Background Although rheumatoid arthritis (RA) classically involves small joints, large joints can also be affected. Clinical experience indicates this involvement may be frequent particularly in the Asian population. The impact of this large joint involvement has been little assessed. Power Doppler ultrasound (PDUS) can assist as a bedside tool for disease assessment.
Objectives Evaluate the clinical outcomes of patients with active large joint synovitis, using PDUS as a bedside tool for disease activity assessment.
Methods Secondary analysis of a randomized controlled trial of patient education . Consecutive established RA patients were followed over 6 months. Clinical synovitis, followed by PDUS synovitis was assessed on 28 joints (2 shoulders, 2 elbows, 2 wrists, 10MCP, 10PIP, 2 knees) of each patient. PDUS was graded semiquantitatively (0-3); active synovitis defined as ≥ Grade 1. Treatment adjustments were made every 3 months, at clinician's discretion, based on clinical and PDUS findings . For the present post-hoc analysis, patients with PDUS large joint synovitis (at least 1 joint among shoulders, elbows or knees) were compared to those without, for: (i) frequency of large joint involvement, (ii) proportion with treatment escalated (increase in dose/addition of disease modifying anti-rheumatic drugs, or increase/addition in prednisolone), (iii) level of disease activity (disease activity score 28, DAS28), and patient reported outcomes (rheumatoid arthritis impact of disease (RAID) and physical function (SF-12PCS)) at baseline and 6 months.
Results 101 patients with median (IQR) age of 54.3 (48.4,62.8) years, disease duration of 5.3 (2.2,9.4) years and median DAS28 of 3.2 (2.5,4.2) were studied. 72% were Chinese. PDUS detected 44% of patients with large joint disease at baseline (shoulders 21%, elbows 20% and knees 6%), missed by 50% on clinical assessment alone. Patients with large joint PDUS disease had higher DAS28: median 3.8 (3.0,5.0) vs. 2.8 (2.2,3.4), p<0.001; higher RAID: median 3.2 (1.4,5.2) vs. 1.7 (0.5,2.6), p<0.001; and poorer SF12PCS: 39 (33,50) vs. 45 (37,52), p=0.034 than those without large joint disease. Over 6 months, more patients with large joint disease had treatment escalated compared those without (75% vs. 51%, p=0.015). Only 16% of patients still had PDUS large joint disease after 6 months, with less missed by clinical assessment alone (37%). The median DAS28 of patients with initial large joint disease decreased to 3.4 (2.6, 4.6): thus a median DAS28 decrease of 0.2 (-0.1;0.9) in patients with large joint disease vs. 0 (-0.5;0.6) in those without, p=0.047. Impact of disease improved, with median RAID reduction of 1.0 (-0.5;2.1) vs. 0 (-1.0;0.9), p=0.011, but not physical function (SF-12PCS), (p=0.39). By 6 months, differences in impact of disease between patients with baseline large joint disease and those without, were no longer observed (RAID, p=0.11).

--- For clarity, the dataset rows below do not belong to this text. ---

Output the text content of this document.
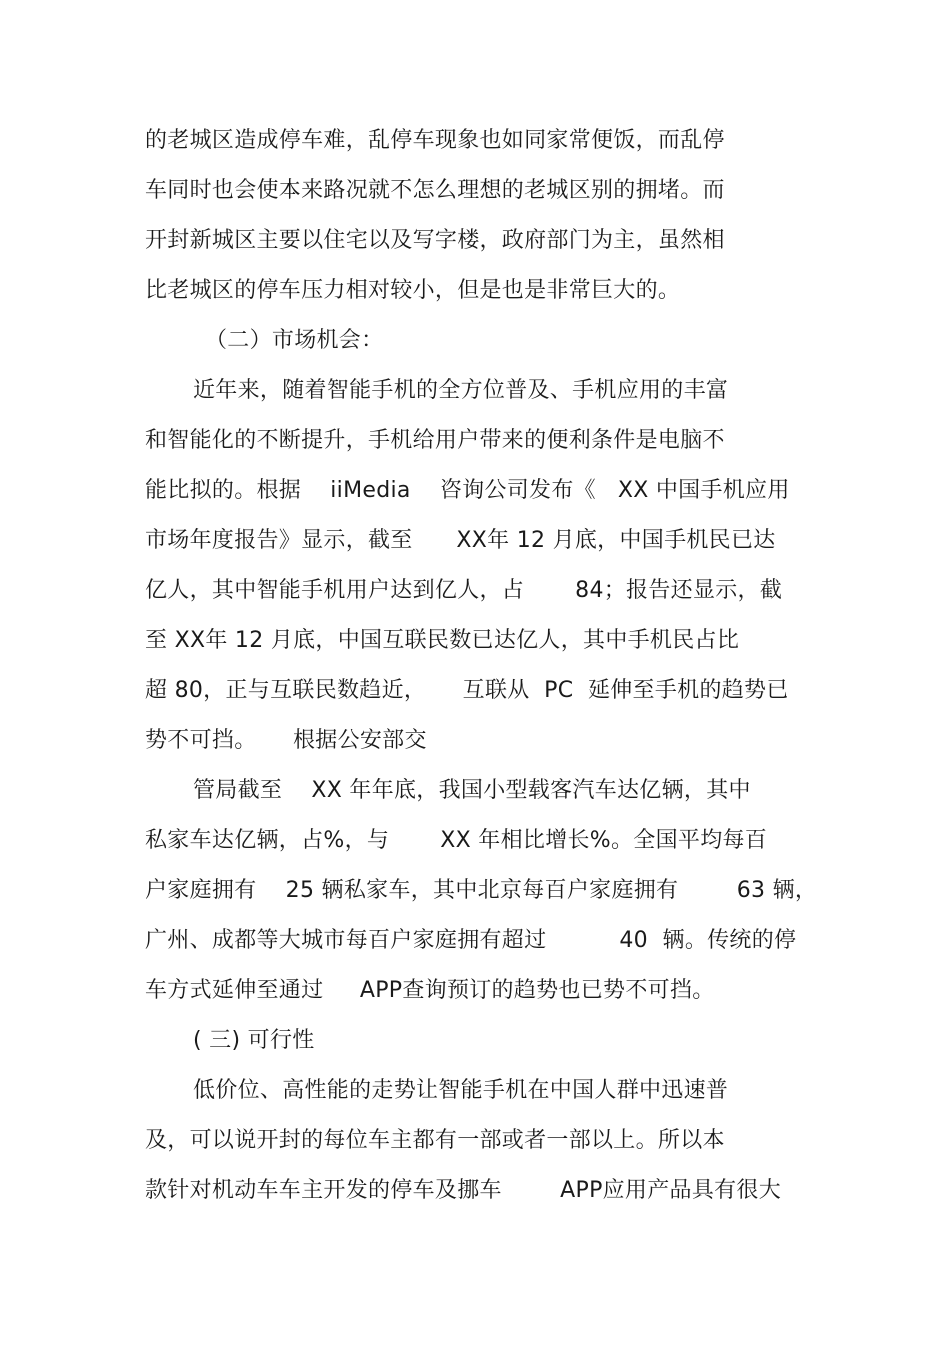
的老城区造成停车难，乱停车现象也如同家常便饭，而乱停

车同时也会使本来路况就不怎么理想的老城区别的拥堵。而

开封新城区主要以住宅以及写字楼，政府部门为主，虽然相

比老城区的停车压力相对较小，但是也是非常巨大的。

（二）市场机会：

近年来，随着智能手机的全方位普及、手机应用的丰富

和智能化的不断提升，手机给用户带来的便利条件是电脑不

能比拟的。根据    iiMedia    咨询公司发布《   XX 中国手机应用

市场年度报告》显示，截至      XX年 12 月底，中国手机民已达

亿人，其中智能手机用户达到亿人，占       84；报告还显示，截

至 XX年 12 月底，中国互联民数已达亿人，其中手机民占比

超 80，正与互联民数趋近，     互联从  PC  延伸至手机的趋势已

势不可挡。     根据公安部交

管局截至    XX 年年底，我国小型载客汽车达亿辆，其中

私家车达亿辆，占%，与       XX 年相比增长%。全国平均每百

户家庭拥有    25 辆私家车，其中北京每百户家庭拥有        63 辆，

广州、成都等大城市每百户家庭拥有超过          40  辆。传统的停

车方式延伸至通过     APP查询预订的趋势也已势不可挡。

( 三) 可行性

低价位、高性能的走势让智能手机在中国人群中迅速普

及，可以说开封的每位车主都有一部或者一部以上。所以本

款针对机动车车主开发的停车及挪车        APP应用产品具有很大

Conclusions Bedside PDUS enables more frequent detection of large joint disease which is linked to worse outcomes in patients with established RA. Combining this with routine joint assessment allows appropriate treatment escalation; potentially improving impact of disease, but not physical function.
Cheung et al. Rheumatology (Oxford) 2014 Dec 3.